IBM and the Department of Energys Lawrence Livermore National Laboratory in Livermore, Calif., took top supercomputer honors … again.
The IBM Blue Gene/L system installed at the DOE research facility, runs at 478.2 teraflops or 478.2 trillion calculations per second, earning it the most powerful system on the Top 500 Super Computer list, which is published twice annually by the University of Mannheim, Germany, the University of Tennessee and the National Energy Research Scientific Computing Centers Lawrence-Berkeley National Laboratory. It was released at the International Supercomputer Conference in Reno, Nev., on Nov. 12.
To maintain the top spot, IBM and DOE researchers boosted peak performance increased its peak performance from 280.6 teraflops, with 40 additional server racks added to the Blue Gene/L systems 64 racks, each with 1,024 compute nodes that hold 2,048 IBM Power processor cores, said Herb Schultz, marketing manager of IBMs Deep Computing division.
The Blue Gene/L system at the DOEs Lawrence Livermore lab is far ahead of the second most powerful system in the world, which happens to be an IBM Blue Gene/P system installed at Germanys Forschungszentrum Juelich research institute. This supercomputer has a peak Linpack benchmark performance of 167.3 teraflops. (The Linpack benchmark is the standard used to measure the performance of these supercomputers.)
The list, released Monday, showed that supercomputers are getting much more powerful in just a short amount of time. When the Top 500 list was released in June, three supercomputers broke the 100 teraflop mark in peak performance.
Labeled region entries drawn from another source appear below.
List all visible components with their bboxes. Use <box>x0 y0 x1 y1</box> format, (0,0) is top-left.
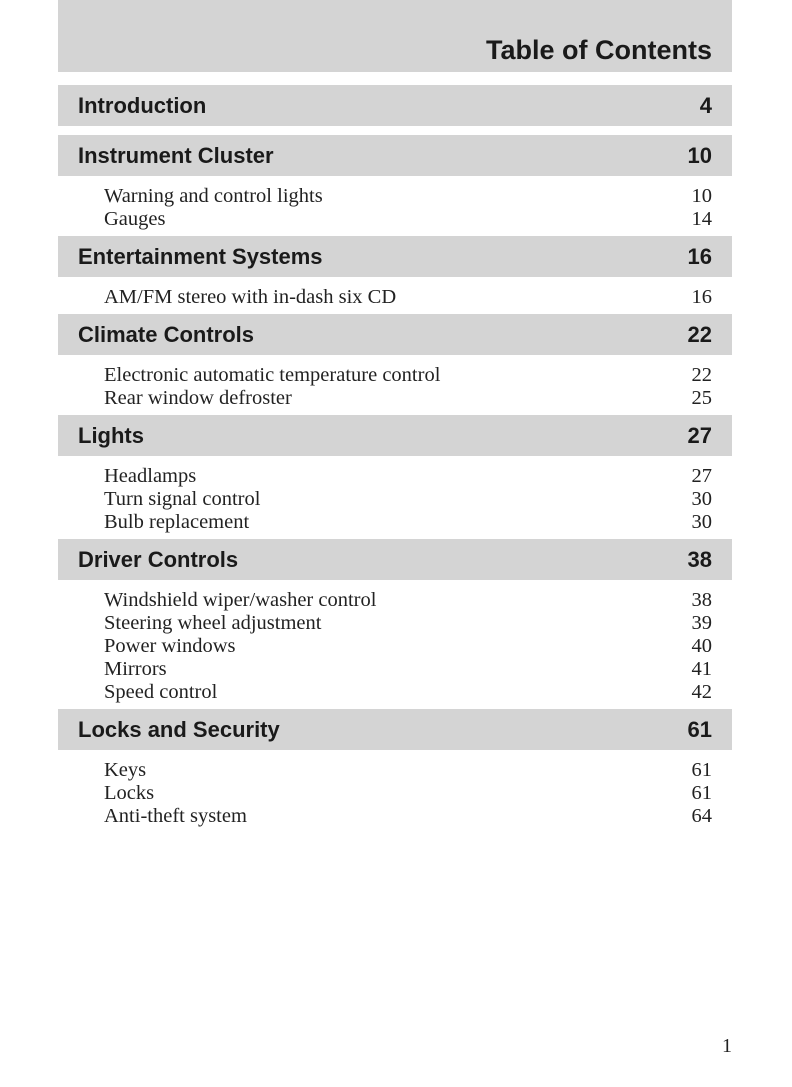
entry-title: Steering wheel adjustment <box>104 612 322 634</box>
entry-title: Headlamps <box>104 465 197 487</box>
entry-page: 38 <box>691 589 713 611</box>
section-heading[interactable]: Introduction 4 <box>58 85 732 126</box>
entry-page: 40 <box>691 635 713 657</box>
toc-entry[interactable]: Gauges 14 <box>104 208 712 231</box>
toc-section: Climate Controls 22 Electronic automatic… <box>58 314 732 415</box>
section-page: 38 <box>687 546 712 572</box>
section-items: Electronic automatic temperature control… <box>58 355 732 415</box>
toc-entry[interactable]: AM/FM stereo with in-dash six CD 16 <box>104 286 712 309</box>
section-items: Warning and control lights 10 Gauges 14 <box>58 176 732 236</box>
section-items: Keys 61 Locks 61 Anti-theft system 64 <box>58 750 732 833</box>
entry-title: Rear window defroster <box>104 387 292 409</box>
entry-title: Power windows <box>104 635 236 657</box>
toc-entry[interactable]: Windshield wiper/washer control 38 <box>104 589 712 612</box>
section-page: 61 <box>687 716 712 742</box>
toc-section: Driver Controls 38 Windshield wiper/wash… <box>58 539 732 709</box>
toc-section: Instrument Cluster 10 Warning and contro… <box>58 135 732 236</box>
toc-entry[interactable]: Headlamps 27 <box>104 465 712 488</box>
section-title: Locks and Security <box>78 716 280 742</box>
entry-title: Bulb replacement <box>104 511 250 533</box>
section-title: Lights <box>78 422 144 448</box>
entry-page: 39 <box>691 612 713 634</box>
toc-entry[interactable]: Bulb replacement 30 <box>104 511 712 534</box>
section-page: 4 <box>699 92 712 118</box>
section-items: AM/FM stereo with in-dash six CD 16 <box>58 277 732 314</box>
entry-title: Mirrors <box>104 658 167 680</box>
section-heading[interactable]: Lights 27 <box>58 415 732 456</box>
section-title: Introduction <box>78 92 207 118</box>
entry-page: 42 <box>691 681 713 703</box>
section-title: Entertainment Systems <box>78 243 323 269</box>
toc-entry[interactable]: Rear window defroster 25 <box>104 387 712 410</box>
entry-title: Speed control <box>104 681 218 703</box>
toc-entry[interactable]: Anti-theft system 64 <box>104 805 712 828</box>
entry-title: Windshield wiper/washer control <box>104 589 377 611</box>
toc-section: Introduction 4 <box>58 85 732 126</box>
entry-page: 30 <box>691 511 713 533</box>
page-title: Table of Contents <box>486 35 712 65</box>
entry-page: 64 <box>691 805 713 827</box>
section-items: Headlamps 27 Turn signal control 30 Bulb… <box>58 456 732 539</box>
entry-title: Turn signal control <box>104 488 261 510</box>
section-title: Driver Controls <box>78 546 239 572</box>
entry-page: 16 <box>691 286 713 308</box>
section-items: Windshield wiper/washer control 38 Steer… <box>58 580 732 709</box>
section-heading[interactable]: Driver Controls 38 <box>58 539 732 580</box>
toc-entry[interactable]: Turn signal control 30 <box>104 488 712 511</box>
section-page: 27 <box>687 422 712 448</box>
section-heading[interactable]: Locks and Security 61 <box>58 709 732 750</box>
toc-section: Entertainment Systems 16 AM/FM stereo wi… <box>58 236 732 314</box>
entry-title: Locks <box>104 782 155 804</box>
section-page: 16 <box>687 243 712 269</box>
toc-entry[interactable]: Electronic automatic temperature control… <box>104 364 712 387</box>
toc-entry[interactable]: Keys 61 <box>104 759 712 782</box>
entry-title: Anti-theft system <box>104 805 247 827</box>
section-heading[interactable]: Climate Controls 22 <box>58 314 732 355</box>
entry-page: 22 <box>691 364 713 386</box>
toc-section: Lights 27 Headlamps 27 Turn signal contr… <box>58 415 732 539</box>
toc-entry[interactable]: Locks 61 <box>104 782 712 805</box>
entry-title: Gauges <box>104 208 166 230</box>
toc-entry[interactable]: Power windows 40 <box>104 635 712 658</box>
entry-page: 25 <box>691 387 713 409</box>
entry-title: AM/FM stereo with in-dash six CD <box>104 286 397 308</box>
entry-page: 41 <box>691 658 713 680</box>
toc-section: Locks and Security 61 Keys 61 Locks 61 A… <box>58 709 732 833</box>
entry-page: 10 <box>691 185 713 207</box>
toc-entry[interactable]: Mirrors 41 <box>104 658 712 681</box>
section-heading[interactable]: Instrument Cluster 10 <box>58 135 732 176</box>
entry-page: 14 <box>691 208 713 230</box>
section-page: 10 <box>687 142 712 168</box>
entry-title: Keys <box>104 759 147 781</box>
section-title: Instrument Cluster <box>78 142 274 168</box>
section-heading[interactable]: Entertainment Systems 16 <box>58 236 732 277</box>
entry-page: 27 <box>691 465 713 487</box>
table-of-contents: Introduction 4 Instrument Cluster 10 War… <box>58 85 732 833</box>
section-title: Climate Controls <box>78 321 255 347</box>
entry-page: 30 <box>691 488 713 510</box>
toc-entry[interactable]: Speed control 42 <box>104 681 712 704</box>
toc-header: Table of Contents <box>58 0 732 72</box>
entry-page: 61 <box>691 782 713 804</box>
entry-page: 61 <box>691 759 713 781</box>
toc-entry[interactable]: Warning and control lights 10 <box>104 185 712 208</box>
entry-title: Electronic automatic temperature control <box>104 364 441 386</box>
entry-title: Warning and control lights <box>104 185 323 207</box>
toc-entry[interactable]: Steering wheel adjustment 39 <box>104 612 712 635</box>
section-page: 22 <box>687 321 712 347</box>
page-number: 1 <box>722 1035 732 1057</box>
The November list shows seven of the top 10 breaking 100 teraflops of performance.
The new list also shows that companies such as IBM, Sun Microsystems and others should be able to hit the next major milestone of supercomputing by next year, namely building machines that can hit a petaflop of performance, or one quadrillion calculations per second.
By attacking these types of problems with such large-scale systems, Schultz believes that IBM and other supercomputer vendors are gaining experience in tackling more mainstream IT issues for customers in financial services, oil and gas exploration and public utilities that need to run applications for massive workloads.
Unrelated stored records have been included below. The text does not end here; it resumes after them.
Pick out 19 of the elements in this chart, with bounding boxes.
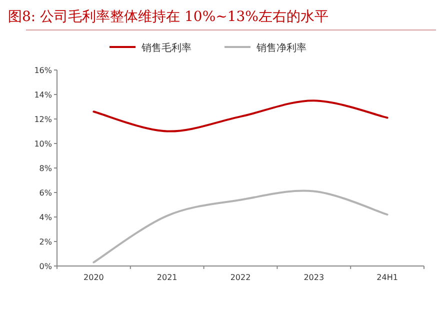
chart-title: 图8: 公司毛利率整体维持在 10%~13%左右的水平	[8, 9, 328, 25]
legend-label: 销售毛利率	[140, 42, 192, 54]
legend-label: 销售净利率	[256, 42, 306, 54]
x-tick-label: 2021	[156, 273, 178, 282]
x-tick-label: 2020	[84, 273, 104, 282]
line-series	[92, 100, 388, 132]
y-tick-label: 4%	[39, 213, 52, 222]
y-tick-label: 2%	[39, 238, 52, 246]
y-tick-label: 0%	[39, 262, 52, 271]
y-tick-label: 10%	[34, 140, 52, 148]
y-tick-label: 6%	[39, 188, 52, 198]
y-tick-label: 16%	[34, 66, 52, 75]
y-tick-label: 8%	[39, 164, 52, 173]
y-tick-label: 14%	[34, 90, 52, 100]
y-tick-label: 12%	[34, 115, 52, 124]
x-tick-label: 2023	[304, 273, 324, 282]
line-series	[92, 190, 388, 264]
x-tick-label: 2022	[230, 273, 251, 282]
x-tick-label: 24H1	[376, 273, 398, 282]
“This sort of looms over what they are doing,” Schultz said. “You have financial institutions running these huge financial modeling applications and you have oil and gas companies looking for resources in obscure places.”
IBM built four of the top 10 supercomputers on the new list, while Cray built three and Hewlett-Packard built two machines. SGI also built one of the supercomputers listed in the top 10. Overall, IBM built 232 supercomputers on the Top 500 list, while HP built a total of 166 supercomputers.
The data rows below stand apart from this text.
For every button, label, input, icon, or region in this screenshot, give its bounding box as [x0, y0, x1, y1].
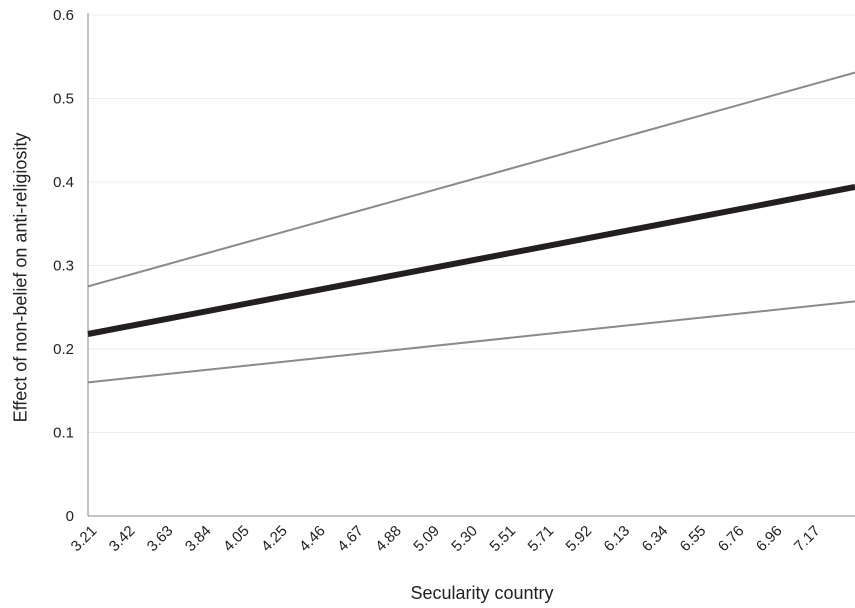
x-tick: 5.71 [525, 522, 558, 555]
y-tick-labels: 0 0.1 0.2 0.3 0.4 0.5 0.6 [53, 7, 74, 525]
x-tick-label: 5.92 [563, 522, 596, 555]
x-tick-label: 3.42 [106, 522, 139, 555]
series-layer [87, 71, 855, 384]
x-tick-label: 4.46 [296, 522, 329, 555]
x-tick: 6.76 [715, 522, 748, 555]
x-tick-label: 6.76 [715, 522, 748, 555]
x-tick-labels: 3.21 3.42 3.63 3.84 4.05 4.25 4.46 4.67 4.88 5.09… [68, 522, 824, 555]
y-tick-label: 0.4 [53, 174, 74, 191]
x-tick-label: 5.30 [448, 522, 481, 555]
y-axis-title: Effect of non-belief on anti-religiosity [10, 133, 30, 423]
x-tick: 3.84 [182, 522, 215, 555]
x-tick-label: 6.96 [753, 522, 786, 555]
x-tick: 7.17 [791, 522, 824, 555]
x-tick: 4.25 [258, 522, 291, 555]
x-tick-label: 7.17 [791, 522, 824, 555]
y-tick-label: 0.6 [53, 7, 74, 24]
x-tick-label: 4.05 [220, 522, 253, 555]
gridlines [88, 14, 855, 433]
x-tick: 4.67 [334, 522, 367, 555]
axes [87, 13, 855, 517]
y-tick-label: 0 [66, 508, 74, 525]
x-tick: 5.09 [410, 522, 443, 555]
x-tick-label: 6.13 [601, 522, 634, 555]
x-tick-label: 3.84 [182, 522, 215, 555]
x-tick-label: 3.21 [68, 522, 101, 555]
x-tick: 3.21 [68, 522, 101, 555]
x-tick: 6.55 [677, 522, 710, 555]
x-tick-label: 4.88 [372, 522, 405, 555]
x-tick: 5.30 [448, 522, 481, 555]
x-tick-label: 3.63 [144, 522, 177, 555]
x-tick: 4.88 [372, 522, 405, 555]
y-tick-label: 0.5 [53, 91, 74, 108]
x-tick: 5.51 [486, 522, 519, 555]
series-line-upper-bound [87, 71, 855, 288]
x-tick: 4.05 [220, 522, 253, 555]
x-tick-label: 6.55 [677, 522, 710, 555]
x-tick-label: 5.71 [525, 522, 558, 555]
series-line-estimate [87, 184, 855, 337]
x-tick: 3.63 [144, 522, 177, 555]
x-tick-label: 6.34 [639, 522, 672, 555]
y-tick-label: 0.1 [53, 425, 74, 442]
x-tick-label: 5.51 [486, 522, 519, 555]
x-tick: 6.13 [601, 522, 634, 555]
x-tick-label: 4.67 [334, 522, 367, 555]
x-tick: 6.96 [753, 522, 786, 555]
x-tick: 6.34 [639, 522, 672, 555]
x-axis-title: Secularity country [410, 583, 553, 603]
x-tick: 5.92 [563, 522, 596, 555]
x-tick-label: 4.25 [258, 522, 291, 555]
series-line-lower-bound [87, 300, 855, 384]
x-tick: 3.42 [106, 522, 139, 555]
x-tick: 4.46 [296, 522, 329, 555]
x-tick-label: 5.09 [410, 522, 443, 555]
y-tick-label: 0.2 [53, 341, 74, 358]
y-tick-label: 0.3 [53, 258, 74, 275]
For the first time ever, an India research facilities has a supercomputer in the top 10. Earlier this year, the Computational Research Laboratories in Pune, India, installed an HP Cluster Platform 3000 BL 460c systems that had a peak performance of 117.9 teraflops. This makes it the fourth most powerful system in the world, according to the new list.
A total of 354 supercomputer systems—about 71 percent—on the Top 500 list use Intel processors, while 78 systems use processors from Advanced Micro Devices. Another 61 systems use IBM Power processors.
Editors Note: This story was updated to correct the percentage of supercomputer systems on the Top 500 list using Intel processors.